Harvesters

Harvesters automatically pull datasets from external sources into your portal on a schedule — for example, mirroring a CKAN, DKAN, Socrata, or ArcGIS catalog.

The Harvesters page in the admin dashboard is an entry point to the open-source PortalJS Harvesters Framework. The framework itself runs outside of PortalJS Cloud — you decide where and how to host it.

placeholder: harvesters page

Supported sources

Out of the box, the harvesters framework supports:

CKAN
DKAN
Socrata
ArcGIS
OpenDataSoft
DataVerse

Custom sources can be built by extending the framework.

Get started

In the sidebar, click Harvesters.
Read the overview. Click Get Started to open the harvesters framework documentation on GitHub.
Follow the framework's setup instructions to:
- Choose a source connector (CKAN, DKAN, etc.) or write your own.
- Configure it with your portal's CKAN API URL and an API key.
- Run it on a schedule (cron, GitHub Actions, your own infrastructure).
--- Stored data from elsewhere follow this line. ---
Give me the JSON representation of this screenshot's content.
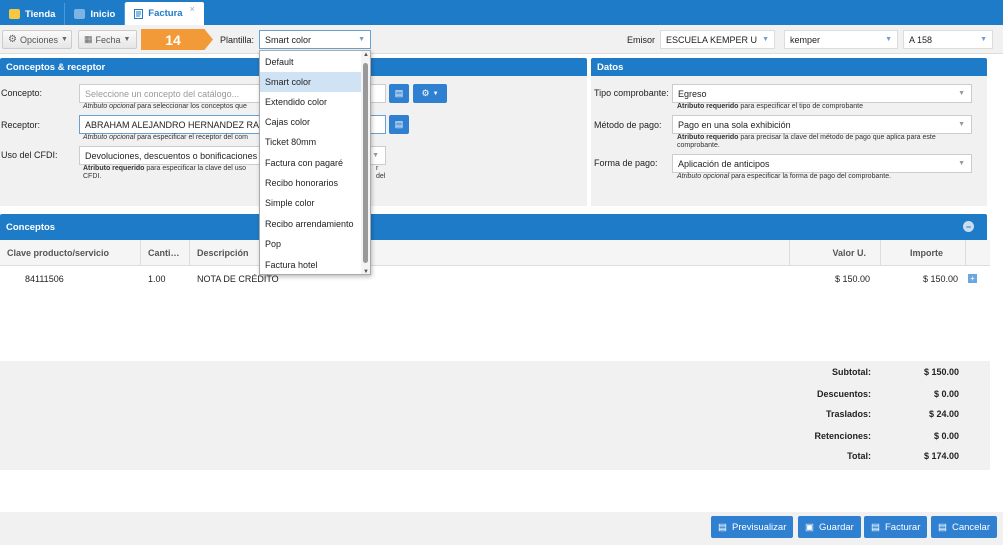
{
  "tabs": [
    {
      "label": "Tienda"
    },
    {
      "label": "Inicio"
    },
    {
      "label": "Factura",
      "close": "×"
    }
  ],
  "toolbar": {
    "opciones": "Opciones",
    "fecha": "Fecha",
    "step": "14",
    "plantilla_label": "Plantilla:",
    "plantilla_value": "Smart color",
    "emisor_label": "Emisor",
    "emisor_value": "ESCUELA KEMPER U",
    "emisor2_value": "kemper",
    "serie_value": "A 158"
  },
  "conceptos_receptor": {
    "title": "Conceptos & receptor",
    "concepto_label": "Concepto:",
    "concepto_placeholder": "Seleccione un concepto del catálogo...",
    "concepto_help_em": "Atributo opcional",
    "concepto_help": " para seleccionar los conceptos que",
    "receptor_label": "Receptor:",
    "receptor_value": "ABRAHAM ALEJANDRO HERNANDEZ RA",
    "receptor_help_em": "Atributo opcional",
    "receptor_help": " para especificar el receptor del com",
    "uso_label": "Uso del CFDI:",
    "uso_value": "Devoluciones, descuentos o bonificaciones",
    "uso_help_strong": "Atributo requerido",
    "uso_help": " para especificar la clave del uso",
    "uso_help_tail": "r del",
    "uso_help_line2": "CFDI."
  },
  "datos": {
    "title": "Datos",
    "tipo_label": "Tipo comprobante:",
    "tipo_value": "Egreso",
    "tipo_help_strong": "Atributo requerido",
    "tipo_help": " para especificar el tipo de comprobante",
    "metodo_label": "Método de pago:",
    "metodo_value": "Pago en una sola exhibición",
    "metodo_help_strong": "Atributo requerido",
    "metodo_help": " para precisar la clave del método de pago que aplica para este",
    "metodo_help_line2": "comprobante.",
    "forma_label": "Forma de pago:",
    "forma_value": "Aplicación de anticipos",
    "forma_help_em": "Atributo opcional",
    "forma_help": " para especificar la forma de pago del comprobante."
  },
  "conceptos": {
    "title": "Conceptos",
    "collapse": "−",
    "headers": {
      "clave": "Clave producto/servicio",
      "cantidad": "Canti…",
      "descripcion": "Descripción",
      "valor": "Valor U.",
      "importe": "Importe"
    },
    "rows": [
      {
        "clave": "84111506",
        "cantidad": "1.00",
        "descripcion": "NOTA DE CRÉDITO",
        "valor": "$ 150.00",
        "importe": "$ 150.00"
      }
    ]
  },
  "totals": {
    "subtotal_label": "Subtotal:",
    "subtotal": "$ 150.00",
    "descuentos_label": "Descuentos:",
    "descuentos": "$ 0.00",
    "traslados_label": "Traslados:",
    "traslados": "$ 24.00",
    "retenciones_label": "Retenciones:",
    "retenciones": "$ 0.00",
    "total_label": "Total:",
    "total": "$ 174.00"
  },
  "footer": {
    "previsualizar": "Previsualizar",
    "guardar": "Guardar",
    "facturar": "Facturar",
    "cancelar": "Cancelar"
  },
  "plantilla_options": [
    "Default",
    "Smart color",
    "Extendido color",
    "Cajas color",
    "Ticket 80mm",
    "Factura con pagaré",
    "Recibo honorarios",
    "Simple color",
    "Recibo arrendamiento",
    "Pop",
    "Factura hotel"
  ],
  "plantilla_selected": "Smart color",
  "colors": {
    "primary": "#1e7bc8",
    "accent": "#f29a38",
    "button": "#2f80d1"
  }
}
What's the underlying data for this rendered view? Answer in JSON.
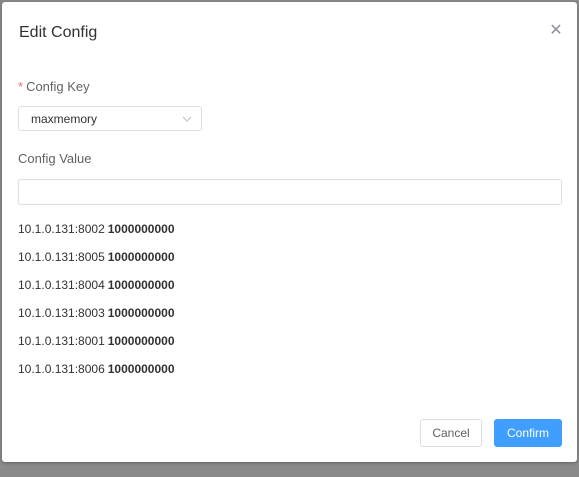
{
  "dialog": {
    "title": "Edit Config",
    "close_icon": "close-icon"
  },
  "config_key": {
    "required_mark": "*",
    "label": "Config Key",
    "selected": "maxmemory",
    "dropdown_icon": "chevron-down-icon"
  },
  "config_value": {
    "label": "Config Value",
    "value": "",
    "placeholder": ""
  },
  "nodes": [
    {
      "address": "10.1.0.131:8002",
      "value": "1000000000"
    },
    {
      "address": "10.1.0.131:8005",
      "value": "1000000000"
    },
    {
      "address": "10.1.0.131:8004",
      "value": "1000000000"
    },
    {
      "address": "10.1.0.131:8003",
      "value": "1000000000"
    },
    {
      "address": "10.1.0.131:8001",
      "value": "1000000000"
    },
    {
      "address": "10.1.0.131:8006",
      "value": "1000000000"
    }
  ],
  "footer": {
    "cancel_label": "Cancel",
    "confirm_label": "Confirm"
  },
  "colors": {
    "primary": "#409eff",
    "required": "#f56c6c"
  }
}
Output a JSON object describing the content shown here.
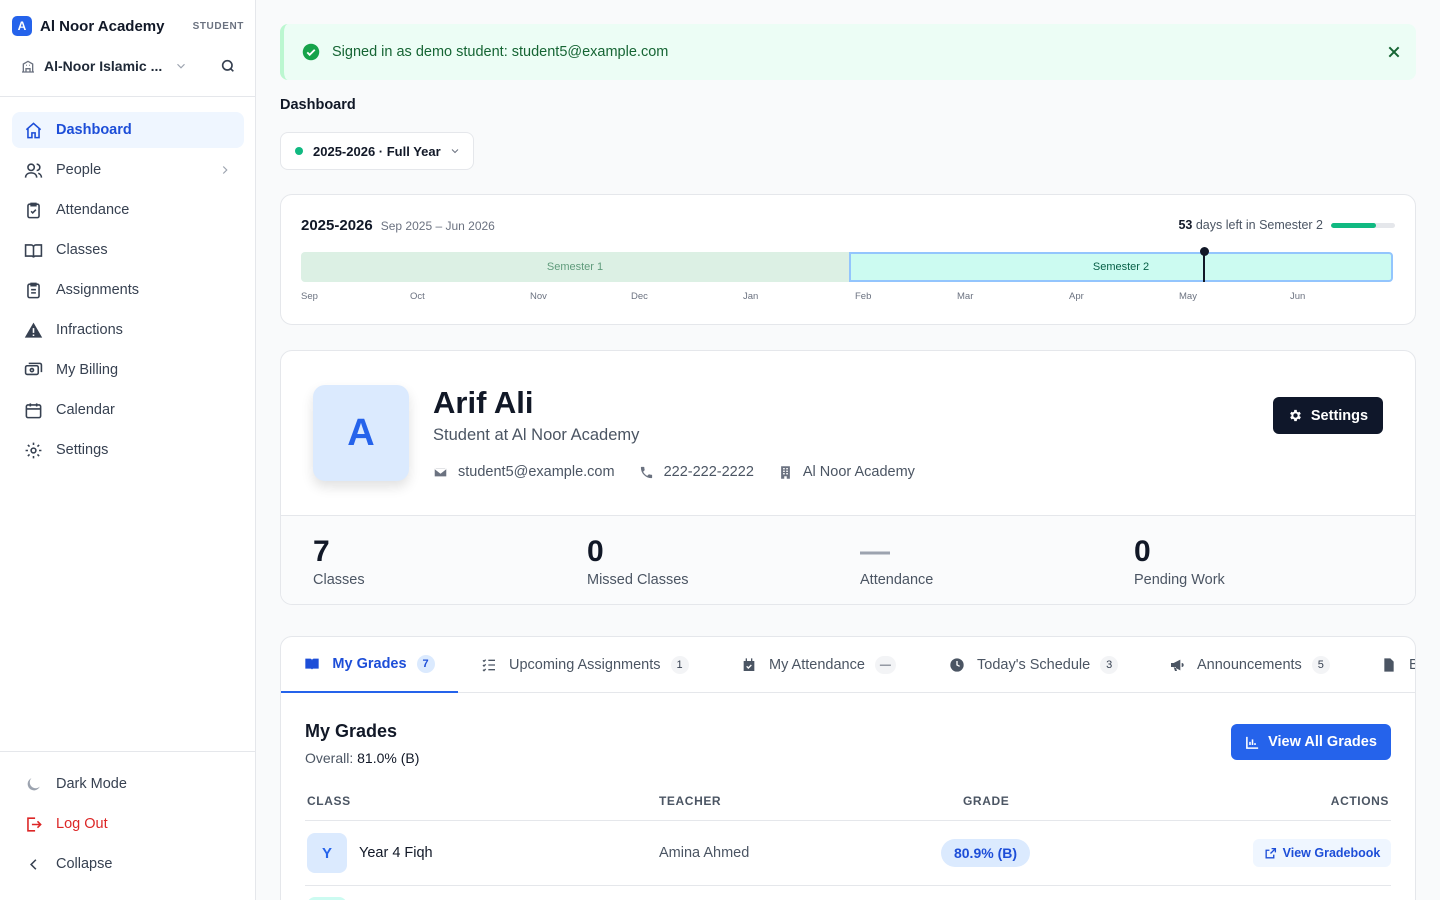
{
  "brand": {
    "logo_letter": "A",
    "name": "Al Noor Academy",
    "role": "STUDENT"
  },
  "school": {
    "name": "Al-Noor Islamic ..."
  },
  "nav": {
    "dashboard": "Dashboard",
    "people": "People",
    "attendance": "Attendance",
    "classes": "Classes",
    "assignments": "Assignments",
    "infractions": "Infractions",
    "billing": "My Billing",
    "calendar": "Calendar",
    "settings": "Settings"
  },
  "bottom_nav": {
    "dark_mode": "Dark Mode",
    "logout": "Log Out",
    "collapse": "Collapse"
  },
  "alert": {
    "text": "Signed in as demo student: student5@example.com"
  },
  "page": {
    "title": "Dashboard"
  },
  "year_select": {
    "value": "2025-2026 · Full Year"
  },
  "timeline": {
    "year": "2025-2026",
    "range": "Sep 2025 – Jun 2026",
    "days_left": "53",
    "days_left_text": "days left in Semester 2",
    "semester_progress": 0.7,
    "semester1": "Semester 1",
    "semester2": "Semester 2",
    "months": [
      "Sep",
      "Oct",
      "Nov",
      "Dec",
      "Jan",
      "Feb",
      "Mar",
      "Apr",
      "May",
      "Jun"
    ]
  },
  "profile": {
    "initial": "A",
    "name": "Arif Ali",
    "subtitle": "Student at Al Noor Academy",
    "email": "student5@example.com",
    "phone": "222-222-2222",
    "school": "Al Noor Academy",
    "settings_label": "Settings"
  },
  "stats": [
    {
      "value": "7",
      "label": "Classes"
    },
    {
      "value": "0",
      "label": "Missed Classes"
    },
    {
      "value": "—",
      "label": "Attendance"
    },
    {
      "value": "0",
      "label": "Pending Work"
    }
  ],
  "tabs": [
    {
      "label": "My Grades",
      "badge": "7"
    },
    {
      "label": "Upcoming Assignments",
      "badge": "1"
    },
    {
      "label": "My Attendance",
      "badge": "—"
    },
    {
      "label": "Today's Schedule",
      "badge": "3"
    },
    {
      "label": "Announcements",
      "badge": "5"
    },
    {
      "label": "Bi"
    }
  ],
  "grades": {
    "title": "My Grades",
    "overall_label": "Overall:",
    "overall_value": "81.0% (B)",
    "view_all_label": "View All Grades",
    "columns": [
      "CLASS",
      "TEACHER",
      "GRADE",
      "ACTIONS"
    ],
    "rows": [
      {
        "initial": "Y",
        "class": "Year 4 Fiqh",
        "teacher": "Amina Ahmed",
        "grade": "80.9% (B)",
        "action": "View Gradebook"
      }
    ]
  },
  "colors": {
    "primary": "#2563eb",
    "success": "#10b981",
    "dark": "#0f172a",
    "danger": "#dc2626"
  }
}
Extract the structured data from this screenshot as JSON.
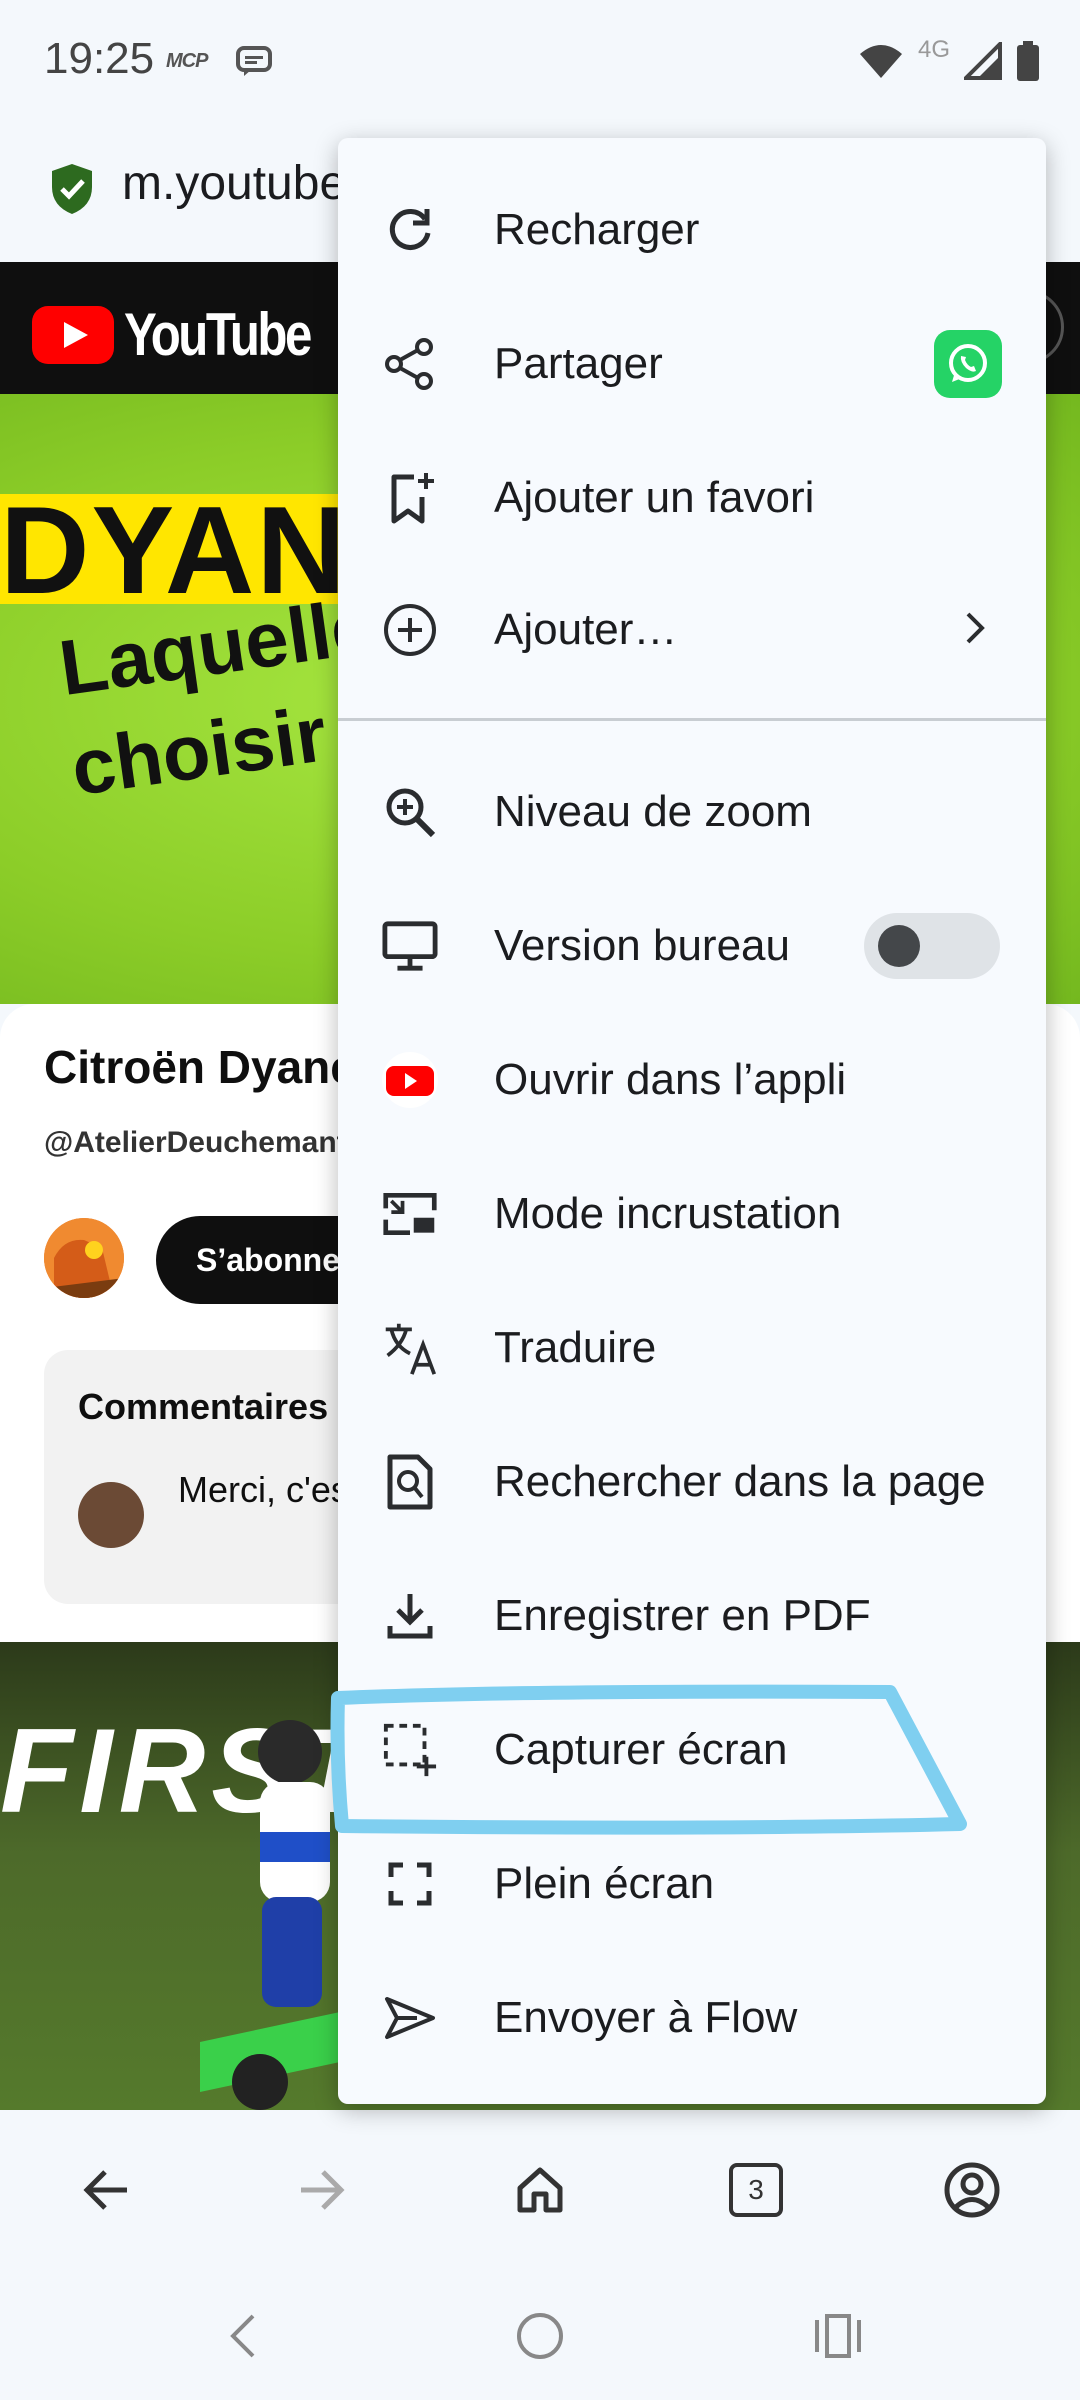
{
  "status_bar": {
    "time": "19:25",
    "carrier_badge": "MCP",
    "network": "4G"
  },
  "url_bar": {
    "url": "m.youtube.com"
  },
  "youtube": {
    "logo_text": "YouTube",
    "thumbnail": {
      "line_big": "DYANE",
      "line1": "Laquelle",
      "line2": "choisir ?"
    },
    "video_title": "Citroën Dyane",
    "channel_handle": "@AtelierDeuchemantier",
    "subscribe_label": "S’abonner",
    "comments": {
      "title": "Commentaires",
      "first_comment": "Merci, c'est nombreuses"
    },
    "thumbnail2_text": "FIRST"
  },
  "menu": {
    "items": [
      {
        "label": "Recharger",
        "icon": "reload-icon"
      },
      {
        "label": "Partager",
        "icon": "share-icon"
      },
      {
        "label": "Ajouter un favori",
        "icon": "bookmark-add-icon"
      },
      {
        "label": "Ajouter…",
        "icon": "add-circle-icon"
      },
      {
        "label": "Niveau de zoom",
        "icon": "zoom-in-icon"
      },
      {
        "label": "Version bureau",
        "icon": "desktop-icon",
        "toggle_on": false
      },
      {
        "label": "Ouvrir dans l’appli",
        "icon": "youtube-app-icon"
      },
      {
        "label": "Mode incrustation",
        "icon": "picture-in-picture-icon"
      },
      {
        "label": "Traduire",
        "icon": "translate-icon"
      },
      {
        "label": "Rechercher dans la page",
        "icon": "find-in-page-icon"
      },
      {
        "label": "Enregistrer en PDF",
        "icon": "download-icon"
      },
      {
        "label": "Capturer écran",
        "icon": "screenshot-icon"
      },
      {
        "label": "Plein écran",
        "icon": "fullscreen-icon"
      },
      {
        "label": "Envoyer à Flow",
        "icon": "send-icon"
      }
    ]
  },
  "toolbar": {
    "tabs_count": "3"
  },
  "colors": {
    "youtube_red": "#ff0000",
    "whatsapp_green": "#25d366",
    "highlight_stroke": "#7fcff0",
    "thumbnail_green": "#8ed22e"
  }
}
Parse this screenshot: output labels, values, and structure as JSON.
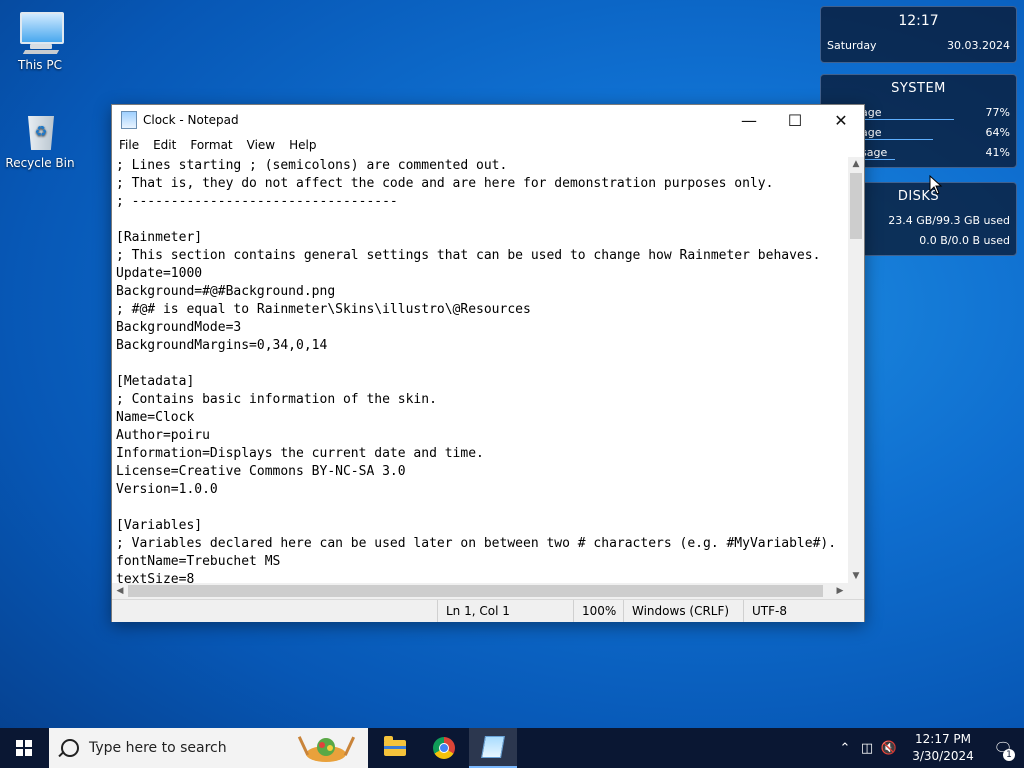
{
  "desktop": {
    "icons": [
      {
        "label": "This PC"
      },
      {
        "label": "Recycle Bin"
      }
    ]
  },
  "widgets": {
    "clock": {
      "time": "12:17",
      "day": "Saturday",
      "date": "30.03.2024"
    },
    "system": {
      "title": "SYSTEM",
      "rows": [
        {
          "label": "age",
          "value": "77%",
          "fill": 0.77
        },
        {
          "label": "age",
          "value": "64%",
          "fill": 0.64
        },
        {
          "label": "sage",
          "value": "41%",
          "fill": 0.41
        }
      ]
    },
    "disks": {
      "title": "DISKS",
      "rows": [
        {
          "value": "23.4 GB/99.3 GB used"
        },
        {
          "value": "0.0 B/0.0 B used"
        }
      ]
    }
  },
  "notepad": {
    "title": "Clock - Notepad",
    "menu": [
      "File",
      "Edit",
      "Format",
      "View",
      "Help"
    ],
    "content": "; Lines starting ; (semicolons) are commented out.\n; That is, they do not affect the code and are here for demonstration purposes only.\n; ----------------------------------\n\n[Rainmeter]\n; This section contains general settings that can be used to change how Rainmeter behaves.\nUpdate=1000\nBackground=#@#Background.png\n; #@# is equal to Rainmeter\\Skins\\illustro\\@Resources\nBackgroundMode=3\nBackgroundMargins=0,34,0,14\n\n[Metadata]\n; Contains basic information of the skin.\nName=Clock\nAuthor=poiru\nInformation=Displays the current date and time.\nLicense=Creative Commons BY-NC-SA 3.0\nVersion=1.0.0\n\n[Variables]\n; Variables declared here can be used later on between two # characters (e.g. #MyVariable#).\nfontName=Trebuchet MS\ntextSize=8",
    "status": {
      "position": "Ln 1, Col 1",
      "zoom": "100%",
      "line_ending": "Windows (CRLF)",
      "encoding": "UTF-8"
    }
  },
  "taskbar": {
    "search_placeholder": "Type here to search",
    "time": "12:17 PM",
    "date": "3/30/2024",
    "notification_count": "1"
  }
}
What harvested data looks like

Each harvested record becomes a regular dataset in your portal — visible on the Datasets page and on the public portal. Harvested datasets can be edited like any other, though changes may be overwritten on the next harvest run.

Operational recommendations

Create a dedicated API key per harvester so access can be revoked without affecting other integrations.
Assign harvested datasets to a dedicated Organization (for example, "External sources") to keep them separated from datasets authored directly in the portal.